Arrhythmias are dependent on the surgical approach with ventricular arrhythmias predominating in older repairs via ventriculotomy and atrial arrhythmias dominant in newer transatrial or transpulmonary approaches.
About 4% to 8% of patients present with bradycardia.6
Complete AV block occurs in 22% of patients, largely in the infrahisian fibers.7
Following Mustard or Senning repairs bradycardia is mediated by direct iatrogenic injury to the sinus or AV node or interruption of blood flow to the sinus node during surgery.8
Arrhythmias are dependent on the surgical approach.9
Atriopulmonary level conduits result in 30% to 40% of patients with sinus node dysfunction and 11% to 18% requiring pacemaker therapy.

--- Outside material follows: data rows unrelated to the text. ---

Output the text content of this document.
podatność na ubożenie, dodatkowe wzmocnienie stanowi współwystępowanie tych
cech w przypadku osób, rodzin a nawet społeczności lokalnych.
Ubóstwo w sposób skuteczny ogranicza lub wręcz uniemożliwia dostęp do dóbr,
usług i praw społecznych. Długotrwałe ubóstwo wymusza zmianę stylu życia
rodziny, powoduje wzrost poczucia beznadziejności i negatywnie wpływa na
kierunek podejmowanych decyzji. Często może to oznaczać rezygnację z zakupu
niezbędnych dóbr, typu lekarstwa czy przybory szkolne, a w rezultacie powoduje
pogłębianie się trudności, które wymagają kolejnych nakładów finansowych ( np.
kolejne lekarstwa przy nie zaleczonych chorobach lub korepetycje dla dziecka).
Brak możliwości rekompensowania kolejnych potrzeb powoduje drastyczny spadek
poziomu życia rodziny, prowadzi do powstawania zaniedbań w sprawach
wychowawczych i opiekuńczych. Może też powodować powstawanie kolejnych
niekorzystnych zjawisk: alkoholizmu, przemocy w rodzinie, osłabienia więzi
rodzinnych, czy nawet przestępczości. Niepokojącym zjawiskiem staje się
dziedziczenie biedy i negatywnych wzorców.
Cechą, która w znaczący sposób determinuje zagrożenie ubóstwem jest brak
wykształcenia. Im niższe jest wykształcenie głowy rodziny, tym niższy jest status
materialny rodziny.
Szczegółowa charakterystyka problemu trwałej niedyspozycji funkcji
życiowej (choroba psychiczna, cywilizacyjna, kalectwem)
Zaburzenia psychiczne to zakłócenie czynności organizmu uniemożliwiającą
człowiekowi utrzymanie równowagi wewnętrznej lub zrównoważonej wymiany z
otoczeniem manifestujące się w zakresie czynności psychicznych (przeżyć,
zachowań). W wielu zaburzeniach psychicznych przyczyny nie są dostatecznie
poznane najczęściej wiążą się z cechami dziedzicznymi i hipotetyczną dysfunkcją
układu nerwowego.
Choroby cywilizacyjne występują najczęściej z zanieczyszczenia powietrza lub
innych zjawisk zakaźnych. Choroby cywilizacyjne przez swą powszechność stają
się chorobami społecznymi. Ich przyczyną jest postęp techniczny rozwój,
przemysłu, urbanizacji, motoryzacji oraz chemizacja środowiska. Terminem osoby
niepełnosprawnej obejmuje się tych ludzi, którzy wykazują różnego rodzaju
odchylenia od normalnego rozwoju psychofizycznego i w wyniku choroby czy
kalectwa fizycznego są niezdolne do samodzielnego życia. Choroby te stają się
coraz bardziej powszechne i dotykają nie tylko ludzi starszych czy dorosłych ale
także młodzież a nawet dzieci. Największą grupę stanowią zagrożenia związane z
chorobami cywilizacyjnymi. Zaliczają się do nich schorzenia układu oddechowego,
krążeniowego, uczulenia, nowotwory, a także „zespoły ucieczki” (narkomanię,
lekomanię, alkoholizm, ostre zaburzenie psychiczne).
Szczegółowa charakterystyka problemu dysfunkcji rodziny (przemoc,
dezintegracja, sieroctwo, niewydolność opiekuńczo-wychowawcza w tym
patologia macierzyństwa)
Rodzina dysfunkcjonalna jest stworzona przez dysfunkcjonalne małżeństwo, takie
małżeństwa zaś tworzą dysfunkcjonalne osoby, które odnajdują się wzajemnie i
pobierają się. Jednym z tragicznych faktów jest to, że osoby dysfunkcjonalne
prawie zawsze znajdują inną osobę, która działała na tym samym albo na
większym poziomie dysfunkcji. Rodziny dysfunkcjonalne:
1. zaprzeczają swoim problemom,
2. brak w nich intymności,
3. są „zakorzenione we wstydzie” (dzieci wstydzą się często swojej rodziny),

Extracardiac Fontan patients have 7% to 23% incidence of sinus node dysfunction with 3% to 7% requiring pacemakers.
Lateral tunnel conduits result in 3% to 25% of patients with sinus node dysfunction and 5% to 10% of patients needing pacemaker therapy.
Sinus node anatomy in most patients with adult congenital heart disease is consistent with the normal adult and is located in the high right atrium lateral to the superior cavoatrial junction.10
P-wave axis is 20 to 75 degrees.
AV nodal and QRS features are based on anatomy and highly variable depending on the type of congenital anomoly.11
Rightward axis with right bundle branch block is almost universal.
Left anterior fascicular block is seen in 10% of patients.
Mobitz type II or III AV block with a stable narrow complex junctional QRS.
Third-degree AV block is common in patients with simultaneous VSD repair.
Highly variable electrocardiography (ECG) but universal prolongation in the PR interval.